Wednesday 7 October 2015

Asap itu Bukan Sekedar Bencana Alam

Oleh : Dedy Ibmar*

Kabar menyengat itu kembali dihembus angin dari sumatra dan kalimantan. sudah berbulan-bulan masyarakat disana tidak menghirup udara segar layaknya manusia pada umumnya. kesehariannya mereka hanya menghirup asap yang berujung pada gangguan pernapasan. Hingga sekarang kabut asap masih menjadi pemandangan tersendiri bagi masyarakat. Asap telah menjadi bagian dari kehidupan masyarakat di daerah rawan asap tersebut.

Seperti di Riau, ratusan hektar hutan diprovinsi yang kaya akan sumber alam itu telah hangus terbakar dilalap api. hal ini tentu tanpa sebab musabab, sebab tidak mungkin ratusan hektar hutan dapat terbakar dengan sendirinya tanpa ada yang sengaja membakar. Selain itu, kebakaran juga selalu saja berulang-ulang terjadi. Artinya, Kabut asap yang menyiksa tersebut tak dapat dikatakan sebagai bancana alam semata melainkan sekaligus kejahatan yang terstruktur dan sistematis. Kebakaran hutan seperti ini sudah pasti disengaja dan direncanakan.

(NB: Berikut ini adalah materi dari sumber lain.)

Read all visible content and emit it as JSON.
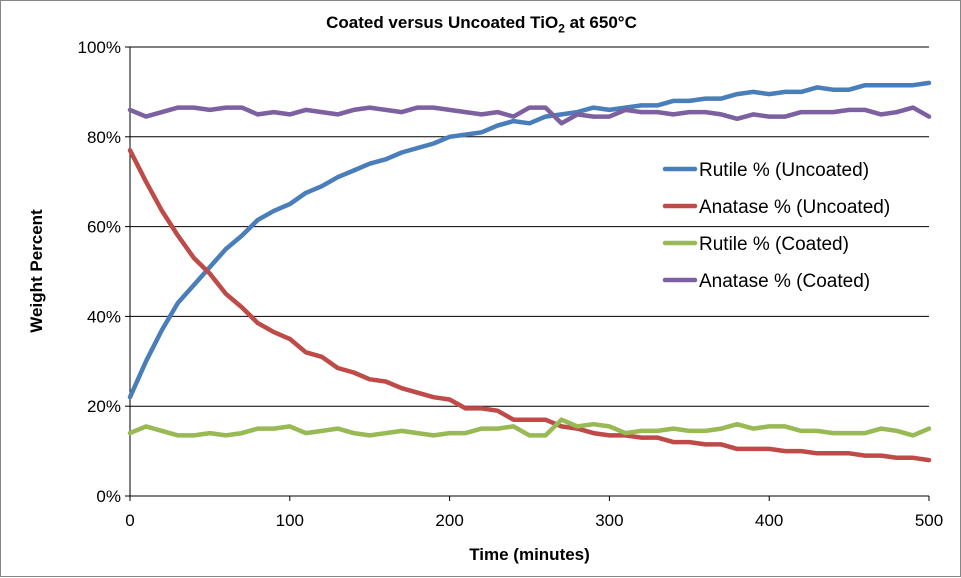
{
  "chart_data": {
    "type": "line",
    "title_main": "Coated versus Uncoated TiO",
    "title_sub": "2",
    "title_tail": " at 650°C",
    "xlabel": "Time (minutes)",
    "ylabel": "Weight Percent",
    "xlim": [
      0,
      500
    ],
    "ylim": [
      0,
      100
    ],
    "x_ticks": [
      "0",
      "100",
      "200",
      "300",
      "400",
      "500"
    ],
    "y_ticks": [
      "0%",
      "20%",
      "40%",
      "60%",
      "80%",
      "100%"
    ],
    "grid": "horizontal major lines",
    "legend_position": "right",
    "x": [
      0,
      10,
      20,
      30,
      40,
      50,
      60,
      70,
      80,
      90,
      100,
      110,
      120,
      130,
      140,
      150,
      160,
      170,
      180,
      190,
      200,
      210,
      220,
      230,
      240,
      250,
      260,
      270,
      280,
      290,
      300,
      310,
      320,
      330,
      340,
      350,
      360,
      370,
      380,
      390,
      400,
      410,
      420,
      430,
      440,
      450,
      460,
      470,
      480,
      490,
      500
    ],
    "series": [
      {
        "name": "Rutile % (Uncoated)",
        "color": "#4A7EBB",
        "values": [
          22,
          30,
          37,
          43,
          47,
          51,
          55,
          58,
          61.5,
          63.5,
          65,
          67.5,
          69,
          71,
          72.5,
          74,
          75,
          76.5,
          77.5,
          78.5,
          80,
          80.5,
          81,
          82.5,
          83.5,
          83,
          84.5,
          85,
          85.5,
          86.5,
          86,
          86.5,
          87,
          87,
          88,
          88,
          88.5,
          88.5,
          89.5,
          90,
          89.5,
          90,
          90,
          91,
          90.5,
          90.5,
          91.5,
          91.5,
          91.5,
          91.5,
          92
        ]
      },
      {
        "name": "Anatase % (Uncoated)",
        "color": "#BE4B48",
        "values": [
          77,
          70,
          63.5,
          58,
          53,
          49.5,
          45,
          42,
          38.5,
          36.5,
          35,
          32,
          31,
          28.5,
          27.5,
          26,
          25.5,
          24,
          23,
          22,
          21.5,
          19.5,
          19.5,
          19,
          17,
          17,
          17,
          15.5,
          15,
          14,
          13.5,
          13.5,
          13,
          13,
          12,
          12,
          11.5,
          11.5,
          10.5,
          10.5,
          10.5,
          10,
          10,
          9.5,
          9.5,
          9.5,
          9,
          9,
          8.5,
          8.5,
          8
        ]
      },
      {
        "name": "Rutile % (Coated)",
        "color": "#98B954",
        "values": [
          14,
          15.5,
          14.5,
          13.5,
          13.5,
          14,
          13.5,
          14,
          15,
          15,
          15.5,
          14,
          14.5,
          15,
          14,
          13.5,
          14,
          14.5,
          14,
          13.5,
          14,
          14,
          15,
          15,
          15.5,
          13.5,
          13.5,
          17,
          15.5,
          16,
          15.5,
          14,
          14.5,
          14.5,
          15,
          14.5,
          14.5,
          15,
          16,
          15,
          15.5,
          15.5,
          14.5,
          14.5,
          14,
          14,
          14,
          15,
          14.5,
          13.5,
          15
        ]
      },
      {
        "name": "Anatase % (Coated)",
        "color": "#7D60A0",
        "values": [
          86,
          84.5,
          85.5,
          86.5,
          86.5,
          86,
          86.5,
          86.5,
          85,
          85.5,
          85,
          86,
          85.5,
          85,
          86,
          86.5,
          86,
          85.5,
          86.5,
          86.5,
          86,
          85.5,
          85,
          85.5,
          84.5,
          86.5,
          86.5,
          83,
          85,
          84.5,
          84.5,
          86,
          85.5,
          85.5,
          85,
          85.5,
          85.5,
          85,
          84,
          85,
          84.5,
          84.5,
          85.5,
          85.5,
          85.5,
          86,
          86,
          85,
          85.5,
          86.5,
          84.5
        ]
      }
    ]
  }
}
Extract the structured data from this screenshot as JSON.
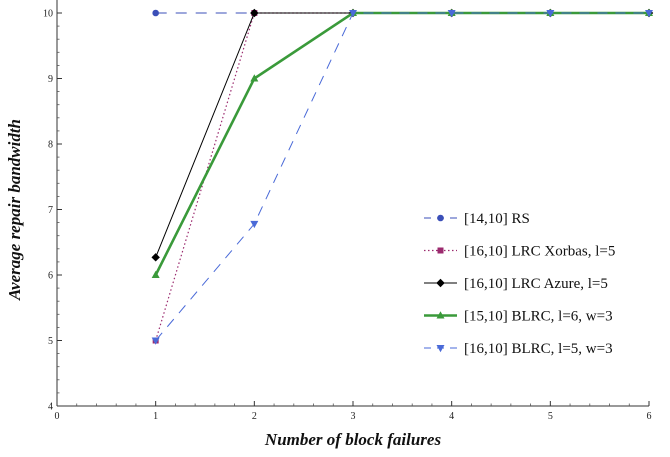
{
  "chart_data": {
    "type": "line",
    "xlabel": "Number of block failures",
    "ylabel": "Average repair bandwidth",
    "xlim": [
      0,
      6
    ],
    "ylim": [
      4,
      10
    ],
    "xticks": [
      "0",
      "1",
      "2",
      "3",
      "4",
      "5",
      "6"
    ],
    "yticks": [
      "4",
      "5",
      "6",
      "7",
      "8",
      "9",
      "10"
    ],
    "grid": false,
    "legend_position": "bottom-right",
    "series": [
      {
        "name": "[14,10] RS",
        "x": [
          1,
          2,
          3,
          4,
          5,
          6
        ],
        "values": [
          10,
          10,
          10,
          10,
          10,
          10
        ],
        "color": "#3b4fb8",
        "line_style": "long-dash",
        "marker": "circle"
      },
      {
        "name": "[16,10] LRC Xorbas, l=5",
        "x": [
          1,
          2,
          3,
          4,
          5,
          6
        ],
        "values": [
          5,
          10,
          10,
          10,
          10,
          10
        ],
        "color": "#9b2a6e",
        "line_style": "dotted",
        "marker": "square"
      },
      {
        "name": "[16,10] LRC Azure, l=5",
        "x": [
          1,
          2,
          3,
          4,
          5,
          6
        ],
        "values": [
          6.27,
          10,
          10,
          10,
          10,
          10
        ],
        "color": "#000000",
        "line_style": "solid",
        "marker": "diamond"
      },
      {
        "name": "[15,10] BLRC, l=6, w=3",
        "x": [
          1,
          2,
          3,
          4,
          5,
          6
        ],
        "values": [
          6,
          9,
          10,
          10,
          10,
          10
        ],
        "color": "#3a9a3a",
        "line_style": "solid-thick",
        "marker": "triangle-up"
      },
      {
        "name": "[16,10] BLRC, l=5, w=3",
        "x": [
          1,
          2,
          3,
          4,
          5,
          6
        ],
        "values": [
          5,
          6.78,
          10,
          10,
          10,
          10
        ],
        "color": "#4a6ad8",
        "line_style": "dashed",
        "marker": "triangle-down"
      }
    ]
  }
}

Satu hal yang kiranya jelas bahwa bencana yang dilukiskan diatas adalah suatu situasi kritis. Situasi dimana terdapat jurang yang menganga antara apa yang nyata ada (das sein) dengan apa yang seharusnya ada (das sollen) di Sumatra dan Kalimantan. disadari ataupun tidak, hal ini merupakan penggambaran dari penanganan bencana kabut asap yang tak pernah padam.

Padahal pijakan hukum untuk menyelesaikan masalah ini sangat jelas. Pertama, UU No 41 tahun 1999 tentang kehutanan. Dalam pasal 50 huruf D disebutkan bahwa setiap orang dilarang untuk membakar hutan dengan alasan apapun. Kemudian pada pasal 78 disebutkan para pembakar hutan bisa dipenjara maksimal 15 tahun penjara dan denda maksimal Rp 5 milyar.

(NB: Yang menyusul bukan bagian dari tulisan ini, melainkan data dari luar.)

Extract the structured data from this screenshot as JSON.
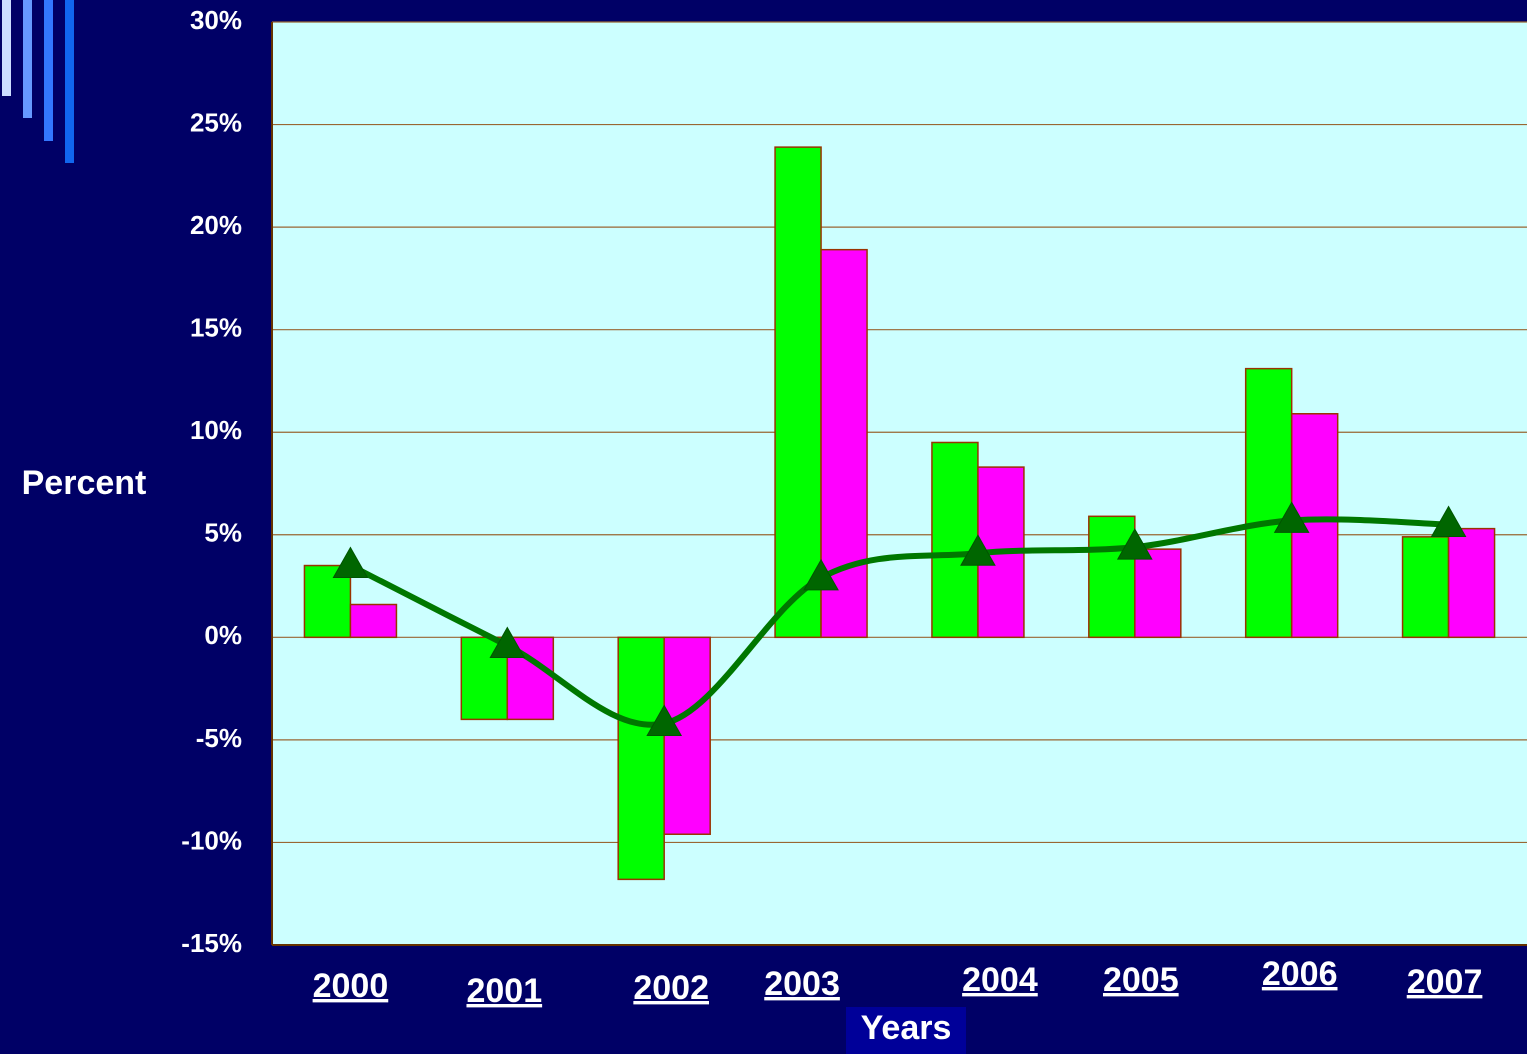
{
  "chart_data": {
    "type": "bar",
    "categories": [
      "2000",
      "2001",
      "2002",
      "2003",
      "2004",
      "2005",
      "2006",
      "2007"
    ],
    "series": [
      {
        "type": "bar",
        "color": "#00ff00",
        "values": [
          3.5,
          -4,
          -11.8,
          23.9,
          9.5,
          5.9,
          13.1,
          4.9
        ]
      },
      {
        "type": "bar",
        "color": "#ff00ff",
        "values": [
          1.6,
          -4,
          -9.6,
          18.9,
          8.3,
          4.3,
          10.9,
          5.3
        ]
      },
      {
        "type": "line",
        "color": "#007700",
        "values": [
          3.5,
          -0.4,
          -4.2,
          2.9,
          4.1,
          4.4,
          5.7,
          5.5
        ]
      }
    ],
    "y_label": "Percent",
    "x_label": "Years",
    "ylim": [
      -15,
      30
    ],
    "yticks": [
      {
        "value": -15,
        "label": "-15%"
      },
      {
        "value": -10,
        "label": "-10%"
      },
      {
        "value": -5,
        "label": "-5%"
      },
      {
        "value": 0,
        "label": "0%"
      },
      {
        "value": 5,
        "label": "5%"
      },
      {
        "value": 10,
        "label": "10%"
      },
      {
        "value": 15,
        "label": "15%"
      },
      {
        "value": 20,
        "label": "20%"
      },
      {
        "value": 25,
        "label": "25%"
      },
      {
        "value": 30,
        "label": "30%"
      }
    ],
    "grid": true
  }
}
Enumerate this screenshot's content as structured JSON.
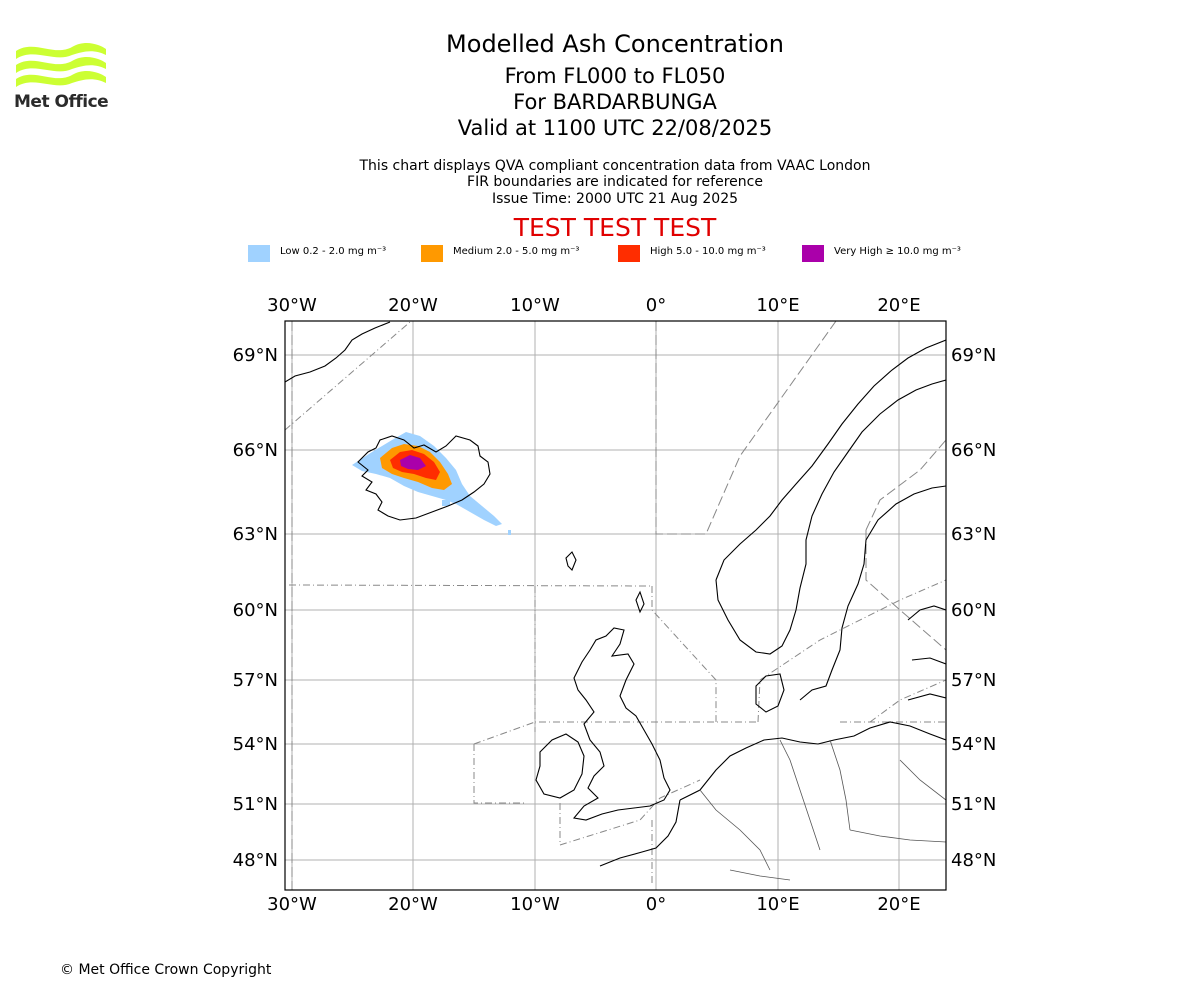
{
  "branding": {
    "logo_text": "Met Office",
    "logo_color": "#ccff33"
  },
  "header": {
    "title": "Modelled Ash Concentration",
    "flight_levels": "From FL000 to FL050",
    "volcano": "For BARDARBUNGA",
    "valid_time": "Valid at 1100 UTC 22/08/2025",
    "info_lines": [
      "This chart displays QVA compliant concentration data from VAAC London",
      "FIR boundaries are indicated for reference",
      "Issue Time: 2000 UTC 21 Aug 2025"
    ],
    "test_banner": "TEST TEST TEST",
    "test_banner_color": "#e00000"
  },
  "legend": [
    {
      "label": "Low 0.2 - 2.0 mg m⁻³",
      "color": "#a0d2ff"
    },
    {
      "label": "Medium 2.0 - 5.0 mg m⁻³",
      "color": "#ff9900"
    },
    {
      "label": "High 5.0 - 10.0 mg m⁻³",
      "color": "#ff2d00"
    },
    {
      "label": "Very High  ≥  10.0 mg m⁻³",
      "color": "#aa00aa"
    }
  ],
  "map": {
    "lon_range": [
      -30.5,
      24
    ],
    "lat_range": [
      47,
      70
    ],
    "lon_ticks": [
      "30°W",
      "20°W",
      "10°W",
      "0°",
      "10°E",
      "20°E"
    ],
    "lat_ticks": [
      "69°N",
      "66°N",
      "63°N",
      "60°N",
      "57°N",
      "54°N",
      "51°N",
      "48°N"
    ],
    "gridlines": true,
    "grid_color": "#b0b0b0"
  },
  "footer": {
    "copyright": "© Met Office Crown Copyright"
  }
}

UU berikutnya ialah UU No 18 tahun 2004 tentang perkebunan. pada pasal 8 ayat (1) menyebutkan bahwa bila dengan sengaja membuka dan atau mengelola lahan dengan cara pembakaran yang berakibat pencemaran dan kerusakan fungsi lingkungan hidup maka para  pelaku bisa dikenakan kurungan maksimal 10 tahun serta denda maksimal Rp 10 milyar. Terakhir ialah UU No 32 tahun 2009 tentang perlindungan dan pengelolaan lingkungan hidup. pada pasal 108 UU tersebut disebutkan bahwa melakukan pembukaan lahan dengan cara membakar akan diancam pidana minimal tiga tahun dan denda minimal Rp 3 milyar.

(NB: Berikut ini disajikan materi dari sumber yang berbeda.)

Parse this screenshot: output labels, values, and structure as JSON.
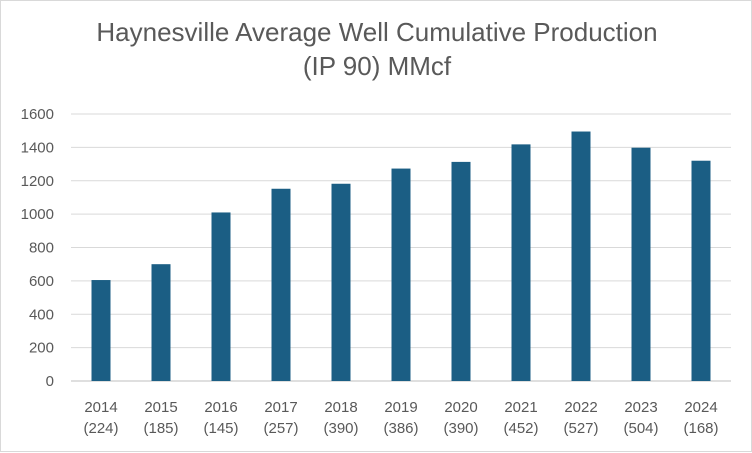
{
  "chart_data": {
    "type": "bar",
    "title_line1": "Haynesville Average Well Cumulative Production",
    "title_line2": "(IP 90) MMcf",
    "xlabel": "",
    "ylabel": "",
    "ylim": [
      0,
      1600
    ],
    "yticks": [
      "0",
      "200",
      "400",
      "600",
      "800",
      "1000",
      "1200",
      "1400",
      "1600"
    ],
    "grid": true,
    "legend": "none",
    "categories": [
      {
        "year": "2014",
        "count": "(224)"
      },
      {
        "year": "2015",
        "count": "(185)"
      },
      {
        "year": "2016",
        "count": "(145)"
      },
      {
        "year": "2017",
        "count": "(257)"
      },
      {
        "year": "2018",
        "count": "(390)"
      },
      {
        "year": "2019",
        "count": "(386)"
      },
      {
        "year": "2020",
        "count": "(390)"
      },
      {
        "year": "2021",
        "count": "(452)"
      },
      {
        "year": "2022",
        "count": "(527)"
      },
      {
        "year": "2023",
        "count": "(504)"
      },
      {
        "year": "2024",
        "count": "(168)"
      }
    ],
    "values": [
      605,
      700,
      1010,
      1152,
      1182,
      1273,
      1313,
      1418,
      1495,
      1398,
      1320
    ],
    "bar_color": "#1b5e84",
    "grid_color": "#d9d9d9"
  }
}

Bukan hanya itu, terdapat beberapa hal yang secara tidak langsung dapat dikategorikan sebagai penindasan kemanusiaan. Udara tak lagi layak hirup, pekerjaan sehari-hari dihentikan, pendidikan selalu diliburkan dan kebutuhan sehari-hari pun tak dapat dipenuhi dengan baik. Kenyataan ini menunjukkan bagaimana masyarakat tertindas di tanah air nya sendiri. Oleh karna itu, pelaku pembakar hutan tidak hanya patut disebut sebagai pelanggar undang-undang melainkan juga penindas yang menggerogoti nilai-nilai kemanusiaan.

Mirisnya, hukum serta alasan-alasan diatas belum membuat pemerintah tergugah untuk sigap dan serius. Buktinya, kebakaran masih terus berlanjut dan kabut asap masih senantiasa menyelimuti. Bagaimanapun alasannya, yang harus diingat bahwa semakin lamban pemerintah menyelesaikan masalah ini maka semakin banyak pula korban yang berjatuhan. Artinya, sedikit atau banyaknya korban akan ditentukan oleh cepat atau tidaknya pemerintah bergerak. Disinilah fungsi utama pemerintah bagi masyarakat. Mereka yang menjadi korban kabut asap hanya membutuhukan kembalinya kehidupan normal mereka yakni kebakaran dan asap pergi dan tidak terulang lagi dimasa yang akan datang.


*Penulis adalah Aktifis HMI Ciputat, Penggiat Kajian PIUSH serta Anggota Serumpun Mahahasiswa Riau (SEMARI Banten).